In May 2019, We announced that we will not provide financing for new coal-fired power generation projects. in the Environmental and Social Policy Framework.

In 2005, MUFG Bank, a group company of MUFG, adopted the Equator Principles, an international framework for private financial institutions and their clients to consider the environment and society that includes climate change.in infrastructure development and financing for resource development.

Due Diligence Process to Manage Environmental and Social Risks Associated with Financing
Standard due diligence The decision regarding categorization of the transaction as a “Prohibited Transaction” or “Restricted Transaction” is made by the department in the relevant business division responsible for communications with the client.
Enhanced due diligence Transactions categorized as “Restricted Transactions” are subject to enhanced due diligence in addition to standard due diligence, if necessary. This is implemented by the department responsible for management of environmental and social risks.
Discussions by executive management Transactions assessed as having the potential to have significant negative impacts on the corporate value of MUFG are evaluated with the involvement of executive management.

Metrics and Targets

Progress in Sustainable Finance Goals

Performance in respect to the sustainable finance aggregate target of ¥20 trillion between fiscal 2019 and fiscal 2030 (of which ¥8 trillion is to be used for environmental finance)
〔Unit: trillion yen〕
    Fiscal 2019 performance Fiscal 2030 target
Environment Renewable energy finance projects,
development of project finances, etc.
0.9 8.0
Green bond underwriting 0.5
Others 0.8
Society Finance for social infrastructure, energizing of local communities, etc. 0.9 12.0
Other Fields spanning both environment and social 0.6
Total 3.7 20.0

Reducing CO2 Emissions Attributable to Our Business Activities

To reduce the environmental burden attributable to our business activities, we are working to assess and reduce the environmental footprints of our operations, such as GHG emissions. Please refer to the following for our recent reduction achievements.

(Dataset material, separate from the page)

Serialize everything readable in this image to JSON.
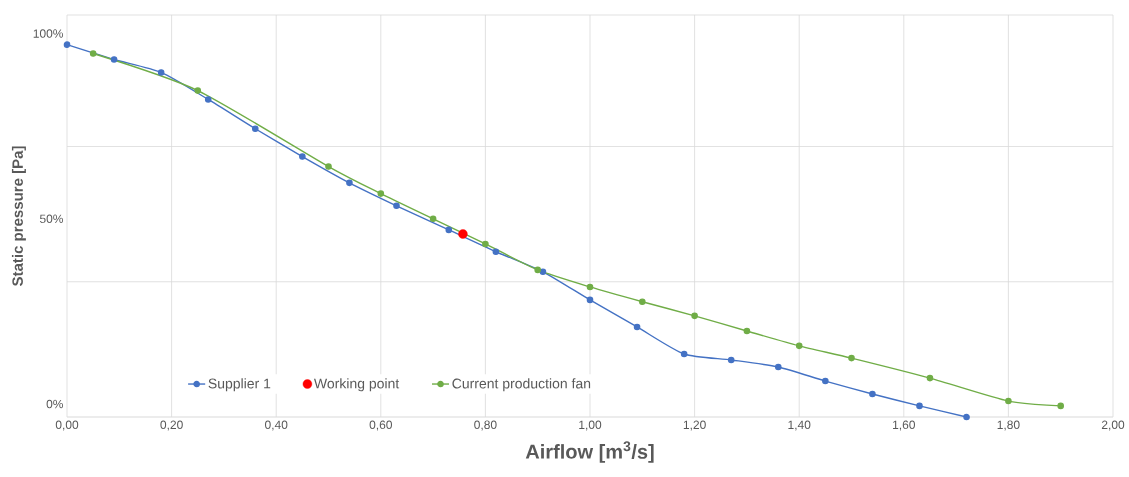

CO2 Emission Intensity Index in Project Finance in the Power Generation Business(*1)

This is calculated with the objective of measuring environmental impacts in the fossil fuel (coal/oil/gas)-burning thermal power generation and renewable energy power generation businesses.
〔Unit:t-CO2/MWh〕
Fiscal 2017 Fiscal 2018 Fiscal 2019 (April~December)
0.410 0.368 0.394
  • *1 Targeting the fossil fuel (coal/petroleum/gas)-burning thermal power generation and renewable energy power generation businesses

Status of Carbon-related Assets(*2)

MUFG is working to assess carbon-related assets associated with its lending portfolio based on the TCFD recommendations.
Proportion of Carbon-related Assets Associated with the Lending Portfolio
  End of March 2019
Energy 3.0%
Utility 3.6%
Total 6.6%
  • *2 Based on the TCFD recommendations, MUFG has categorized the value of lending for the energy and utility sectors other than lending for renewable energy projects as constituting carbon-related assets.